2013年8月8日木曜日

幸福の科学の植福を考える⑱・・・布施の穢れ


浄化できないと憑りつかれる


信仰強化の真の狙い

 OR(大川隆法)氏は教団初期の経営は、ある経営コンサルタントの忠告に従っていました。その経営コンサルタントは言いました。
 

 「宗教団体が広がらないのは、信者から布施の深堀りをするからです。相当数の信者層ができる前に、集まった信者からお金の深堀をすると発展が止まります。広く浅くお金を集める。これが教団発展の秘訣です。」

  この方針に従って、初期の頃は高額商品や布施集めは控え、OR氏がストイックに労働し、高品質の商品とサービスを提供することに努めました。その結果、信者とファンのすそ野が拡大していったのです。

   しかし、その後、実質的な活動信者は増えないにもかかわらず、OR氏の事業欲は拡張し続けました。その結果、明らかに信者の深掘りが恒常化していったのです。活動信者一人当たりの金銭負担がものすごく重くなりました。

  「どこまで布施を求められ続けるのだろうか。きりがない。」「もうこれ以上続けたら生活が持たない。」と思って活動から身をひく信者も増えていきました。

  それでも学園建設、大学建設、全世界への支部展開と精舎建設、政党の創設と選挙、映画の作成上映と、多額の資金を必要とする事業は増加する一途です。必然的に集金目標額は上がり続けます。しかしそれを支える信者数は横ばいかむしろ減少していきます。このジレンマを解決して集金目標を達成していくには、信者の信仰心を強くする以外にありません。

 こうして熱烈な信仰心を持つように信仰指導がなされるようになりました。OR氏が地球神から宇宙の根本仏へと、更にはそれ以上の存在と宣伝されるようになったのには、そういう背景があります。エル・カンターレを偉大化することで教団の求心力を高め、布施を集めやすくする。そういう隠れた狙いがあったとみると、K会の異常な信仰教育や集金活動は合理的に説明できるのではないでしょうか。

 
 
 


欲念浄化のすべがない

  K会の布施は、全て教祖であるOR氏への布施であると見なされています。布施の受け手である「受者」はK会の職員でも教団でもなく、教祖一人なのです。エル・カンターレへの布施というのは、そういう意味です。だからOR氏は教団のお金をすべて自分のものであると考えています。
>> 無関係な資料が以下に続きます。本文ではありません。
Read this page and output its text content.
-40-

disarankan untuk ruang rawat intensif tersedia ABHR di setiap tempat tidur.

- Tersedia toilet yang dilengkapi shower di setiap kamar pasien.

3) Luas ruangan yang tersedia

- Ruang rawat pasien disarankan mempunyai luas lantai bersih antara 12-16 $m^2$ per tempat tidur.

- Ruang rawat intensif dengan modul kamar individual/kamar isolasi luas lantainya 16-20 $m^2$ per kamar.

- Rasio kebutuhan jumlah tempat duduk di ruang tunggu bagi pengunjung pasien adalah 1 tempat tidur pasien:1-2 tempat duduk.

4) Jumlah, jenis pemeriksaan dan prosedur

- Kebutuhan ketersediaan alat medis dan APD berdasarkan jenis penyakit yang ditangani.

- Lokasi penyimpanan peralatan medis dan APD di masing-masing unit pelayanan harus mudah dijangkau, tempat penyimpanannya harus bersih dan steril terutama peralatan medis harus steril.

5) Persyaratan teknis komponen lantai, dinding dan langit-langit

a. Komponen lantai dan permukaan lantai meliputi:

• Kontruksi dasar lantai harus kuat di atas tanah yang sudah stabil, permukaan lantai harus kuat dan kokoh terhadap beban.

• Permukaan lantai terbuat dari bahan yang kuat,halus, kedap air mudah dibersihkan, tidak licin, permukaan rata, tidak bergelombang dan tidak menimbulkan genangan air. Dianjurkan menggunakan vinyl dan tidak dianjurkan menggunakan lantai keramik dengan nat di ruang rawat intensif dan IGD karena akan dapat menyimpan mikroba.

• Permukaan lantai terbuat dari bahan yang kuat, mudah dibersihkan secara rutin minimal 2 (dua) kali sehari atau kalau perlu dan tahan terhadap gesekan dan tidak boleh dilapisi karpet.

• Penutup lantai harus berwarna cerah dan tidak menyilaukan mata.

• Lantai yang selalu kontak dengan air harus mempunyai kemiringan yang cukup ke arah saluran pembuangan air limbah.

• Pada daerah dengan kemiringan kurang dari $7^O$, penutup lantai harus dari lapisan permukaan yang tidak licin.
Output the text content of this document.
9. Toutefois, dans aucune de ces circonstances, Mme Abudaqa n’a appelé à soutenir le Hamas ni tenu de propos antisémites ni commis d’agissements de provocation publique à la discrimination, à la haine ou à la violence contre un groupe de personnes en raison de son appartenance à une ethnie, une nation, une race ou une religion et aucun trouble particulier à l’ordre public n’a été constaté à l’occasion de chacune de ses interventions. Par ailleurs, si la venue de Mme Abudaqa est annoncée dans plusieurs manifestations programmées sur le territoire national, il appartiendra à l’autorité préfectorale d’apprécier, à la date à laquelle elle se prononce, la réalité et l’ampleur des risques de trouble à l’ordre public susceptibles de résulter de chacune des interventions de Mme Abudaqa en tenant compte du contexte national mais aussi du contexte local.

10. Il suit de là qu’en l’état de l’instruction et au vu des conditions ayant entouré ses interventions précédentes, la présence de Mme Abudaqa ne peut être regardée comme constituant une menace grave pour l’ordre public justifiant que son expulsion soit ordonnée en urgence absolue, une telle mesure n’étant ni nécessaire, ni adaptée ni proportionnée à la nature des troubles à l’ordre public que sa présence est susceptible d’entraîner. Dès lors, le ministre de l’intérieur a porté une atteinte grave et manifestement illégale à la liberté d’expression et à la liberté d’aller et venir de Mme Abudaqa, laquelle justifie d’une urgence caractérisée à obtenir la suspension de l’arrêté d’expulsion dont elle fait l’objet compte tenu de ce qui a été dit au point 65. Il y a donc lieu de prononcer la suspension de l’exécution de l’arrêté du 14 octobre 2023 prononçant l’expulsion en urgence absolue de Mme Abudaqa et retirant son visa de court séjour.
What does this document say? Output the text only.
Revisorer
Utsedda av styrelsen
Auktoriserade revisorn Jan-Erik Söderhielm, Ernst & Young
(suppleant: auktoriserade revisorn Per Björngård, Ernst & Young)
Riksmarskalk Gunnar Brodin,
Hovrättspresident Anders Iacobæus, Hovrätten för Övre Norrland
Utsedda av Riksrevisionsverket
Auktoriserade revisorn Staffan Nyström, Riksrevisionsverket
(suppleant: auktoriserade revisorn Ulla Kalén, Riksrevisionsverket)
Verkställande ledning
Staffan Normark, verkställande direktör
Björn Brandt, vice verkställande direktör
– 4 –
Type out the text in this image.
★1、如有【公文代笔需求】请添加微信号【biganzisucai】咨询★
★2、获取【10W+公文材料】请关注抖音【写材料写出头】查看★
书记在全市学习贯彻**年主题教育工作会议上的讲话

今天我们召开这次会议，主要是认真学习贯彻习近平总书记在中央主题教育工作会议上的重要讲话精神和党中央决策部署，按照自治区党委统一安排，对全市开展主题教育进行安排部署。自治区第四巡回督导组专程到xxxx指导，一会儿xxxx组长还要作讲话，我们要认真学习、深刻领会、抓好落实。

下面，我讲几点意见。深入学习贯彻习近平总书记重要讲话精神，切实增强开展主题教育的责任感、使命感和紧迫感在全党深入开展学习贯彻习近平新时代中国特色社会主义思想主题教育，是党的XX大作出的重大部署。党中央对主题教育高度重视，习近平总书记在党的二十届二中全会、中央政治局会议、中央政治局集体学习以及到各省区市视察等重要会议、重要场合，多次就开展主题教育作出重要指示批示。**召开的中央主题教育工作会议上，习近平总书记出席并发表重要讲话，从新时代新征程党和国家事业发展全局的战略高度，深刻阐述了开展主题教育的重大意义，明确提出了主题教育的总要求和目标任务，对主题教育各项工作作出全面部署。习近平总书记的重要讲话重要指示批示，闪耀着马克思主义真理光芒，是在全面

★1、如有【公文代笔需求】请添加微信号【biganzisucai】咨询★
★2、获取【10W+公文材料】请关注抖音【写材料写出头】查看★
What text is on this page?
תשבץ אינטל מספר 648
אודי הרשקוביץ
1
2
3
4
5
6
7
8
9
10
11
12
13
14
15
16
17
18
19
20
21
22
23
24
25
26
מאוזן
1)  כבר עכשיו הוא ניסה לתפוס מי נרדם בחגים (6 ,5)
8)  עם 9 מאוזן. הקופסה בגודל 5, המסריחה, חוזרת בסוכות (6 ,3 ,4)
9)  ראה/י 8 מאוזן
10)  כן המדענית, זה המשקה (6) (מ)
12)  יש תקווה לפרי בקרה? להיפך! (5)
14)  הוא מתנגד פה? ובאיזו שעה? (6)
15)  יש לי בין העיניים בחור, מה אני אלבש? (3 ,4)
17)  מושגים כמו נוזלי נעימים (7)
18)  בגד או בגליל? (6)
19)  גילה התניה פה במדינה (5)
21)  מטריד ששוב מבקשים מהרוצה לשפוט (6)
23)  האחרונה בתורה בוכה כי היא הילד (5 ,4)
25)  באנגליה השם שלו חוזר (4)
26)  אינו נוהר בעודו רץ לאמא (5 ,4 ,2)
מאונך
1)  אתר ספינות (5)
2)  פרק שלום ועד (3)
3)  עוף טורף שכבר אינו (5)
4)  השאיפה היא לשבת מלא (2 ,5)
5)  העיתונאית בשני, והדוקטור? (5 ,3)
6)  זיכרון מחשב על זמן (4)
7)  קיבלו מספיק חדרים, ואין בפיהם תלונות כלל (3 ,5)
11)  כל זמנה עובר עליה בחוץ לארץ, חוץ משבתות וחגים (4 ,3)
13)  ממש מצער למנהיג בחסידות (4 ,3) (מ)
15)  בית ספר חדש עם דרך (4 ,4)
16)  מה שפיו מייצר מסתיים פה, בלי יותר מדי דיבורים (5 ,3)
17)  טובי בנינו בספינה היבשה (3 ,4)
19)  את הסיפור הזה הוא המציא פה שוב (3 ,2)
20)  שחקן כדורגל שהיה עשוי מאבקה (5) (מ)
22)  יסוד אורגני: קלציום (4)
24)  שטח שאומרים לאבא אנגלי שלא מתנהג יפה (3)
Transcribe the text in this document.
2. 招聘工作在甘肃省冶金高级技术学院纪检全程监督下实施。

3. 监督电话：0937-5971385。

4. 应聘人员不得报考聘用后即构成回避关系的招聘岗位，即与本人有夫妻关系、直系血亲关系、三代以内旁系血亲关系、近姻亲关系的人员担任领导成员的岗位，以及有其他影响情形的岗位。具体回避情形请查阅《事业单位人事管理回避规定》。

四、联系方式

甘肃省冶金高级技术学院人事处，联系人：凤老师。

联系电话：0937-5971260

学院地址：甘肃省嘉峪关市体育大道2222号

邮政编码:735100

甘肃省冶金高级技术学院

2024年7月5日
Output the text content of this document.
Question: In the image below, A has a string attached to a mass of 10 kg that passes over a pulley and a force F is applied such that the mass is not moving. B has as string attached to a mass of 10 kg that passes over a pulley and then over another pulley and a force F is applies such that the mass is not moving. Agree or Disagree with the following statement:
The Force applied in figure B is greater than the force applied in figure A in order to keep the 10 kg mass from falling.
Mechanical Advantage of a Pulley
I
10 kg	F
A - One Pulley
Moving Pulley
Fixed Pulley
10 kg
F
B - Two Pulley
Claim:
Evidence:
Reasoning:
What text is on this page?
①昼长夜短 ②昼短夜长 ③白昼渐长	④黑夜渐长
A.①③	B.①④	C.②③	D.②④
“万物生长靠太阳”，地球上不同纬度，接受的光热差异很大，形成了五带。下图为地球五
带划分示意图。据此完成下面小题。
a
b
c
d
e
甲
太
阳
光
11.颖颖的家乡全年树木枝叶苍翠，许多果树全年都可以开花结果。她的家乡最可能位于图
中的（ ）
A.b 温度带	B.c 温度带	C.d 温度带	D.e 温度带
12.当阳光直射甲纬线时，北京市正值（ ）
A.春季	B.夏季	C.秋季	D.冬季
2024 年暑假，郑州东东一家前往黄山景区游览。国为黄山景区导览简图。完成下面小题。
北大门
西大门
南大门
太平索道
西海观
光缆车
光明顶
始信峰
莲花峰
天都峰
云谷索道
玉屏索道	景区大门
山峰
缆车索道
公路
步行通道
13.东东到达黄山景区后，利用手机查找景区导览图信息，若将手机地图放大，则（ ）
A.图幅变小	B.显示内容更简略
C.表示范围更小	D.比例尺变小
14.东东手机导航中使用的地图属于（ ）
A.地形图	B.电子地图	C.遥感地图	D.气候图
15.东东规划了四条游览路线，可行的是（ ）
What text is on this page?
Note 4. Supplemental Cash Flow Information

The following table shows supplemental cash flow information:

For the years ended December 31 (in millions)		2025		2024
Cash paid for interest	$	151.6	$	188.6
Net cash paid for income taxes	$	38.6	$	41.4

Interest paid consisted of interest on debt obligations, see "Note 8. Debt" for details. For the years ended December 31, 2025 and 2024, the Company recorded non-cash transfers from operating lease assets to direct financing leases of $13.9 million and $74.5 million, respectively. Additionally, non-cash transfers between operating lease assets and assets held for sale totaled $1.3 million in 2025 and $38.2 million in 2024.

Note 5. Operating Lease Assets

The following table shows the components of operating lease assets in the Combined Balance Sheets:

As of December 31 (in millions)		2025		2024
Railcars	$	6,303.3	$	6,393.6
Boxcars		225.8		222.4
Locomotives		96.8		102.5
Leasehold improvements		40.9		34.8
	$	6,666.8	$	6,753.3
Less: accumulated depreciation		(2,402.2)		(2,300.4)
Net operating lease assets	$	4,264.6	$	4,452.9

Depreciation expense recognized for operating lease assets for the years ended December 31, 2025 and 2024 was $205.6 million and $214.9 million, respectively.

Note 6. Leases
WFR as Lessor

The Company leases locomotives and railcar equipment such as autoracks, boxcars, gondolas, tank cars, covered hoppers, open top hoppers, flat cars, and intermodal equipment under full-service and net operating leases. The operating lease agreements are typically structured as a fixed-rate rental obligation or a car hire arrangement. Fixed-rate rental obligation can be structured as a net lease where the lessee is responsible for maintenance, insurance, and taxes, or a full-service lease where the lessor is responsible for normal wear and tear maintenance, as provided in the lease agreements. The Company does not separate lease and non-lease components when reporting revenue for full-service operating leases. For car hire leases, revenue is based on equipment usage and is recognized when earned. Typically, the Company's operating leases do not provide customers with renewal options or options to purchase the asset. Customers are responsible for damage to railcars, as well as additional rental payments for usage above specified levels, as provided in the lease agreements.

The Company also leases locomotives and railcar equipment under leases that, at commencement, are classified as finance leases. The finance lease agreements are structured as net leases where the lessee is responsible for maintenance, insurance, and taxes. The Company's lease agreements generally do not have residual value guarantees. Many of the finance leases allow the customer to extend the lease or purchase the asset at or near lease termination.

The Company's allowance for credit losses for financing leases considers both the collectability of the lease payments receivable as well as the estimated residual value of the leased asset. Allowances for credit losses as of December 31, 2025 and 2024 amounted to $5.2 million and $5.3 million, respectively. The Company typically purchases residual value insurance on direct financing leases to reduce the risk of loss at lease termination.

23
  ここから大きな問題が生まれてきます。施者である信者に「見返りを求める気持ち」を巧みに煽ることで効率的な洗脳集金体制を創ってきたために、見返りを求める執着の念という「汚れ」が増大していったのです。その汚れは当然OR氏に集まります。布施の唯一の受者である教祖に、お金だけでなく汚れ(信者の欲念)も集中するのです。

  私はOR氏の前の奥様から、「教団の総資産が3000億円を超えたあたりから、OR氏は明らかにおかしくなりだした」と伺ったことがあります。私は、そのあたりで教祖は信者の汚れを受けきれなくなり、その汚れに染まって転落していったのではないかと思います。これは集合念である信者の欲望の念を吸い込んでしまい、自分がそれに呑み込まれたという意味です。


 いくら対価性がないのが布施だから見返りを求めてはいけないと建前で言っても、実際には見返りの制度化を図っている以上、信者の欲念が布施には付着しています。それが一定レベルを超えると、受者が受け止めきれなくなって、その欲念に憑依され支配されるようになるのだと思います。

  もし教祖が、「頂いたお布施は神への捧げものであって自分に与えられたものではない」と考え、神への感謝の儀式をし、そのうえで神から預かった布施を神と信者のために使うのならば、汚れは浄化され教祖が汚れを受けなくてすみます。


 しかし、K会ではそうした考えは受け付けないので、汚れを浄化するすべがありません。その結果、教祖は汚れを受け続け、自分の器以上に受けて欲念に飲み込まれ支配されるようになったのです。欲望の集合想念に憑りつかれた教祖の誕生です。これは念の法則として最も警戒しなければならないことです。執着を断つという布施を推進しながら、施者である信者も受者である教祖も欲望の想念に染まっていく姿は、宗教として最も悲しい姿だと思います。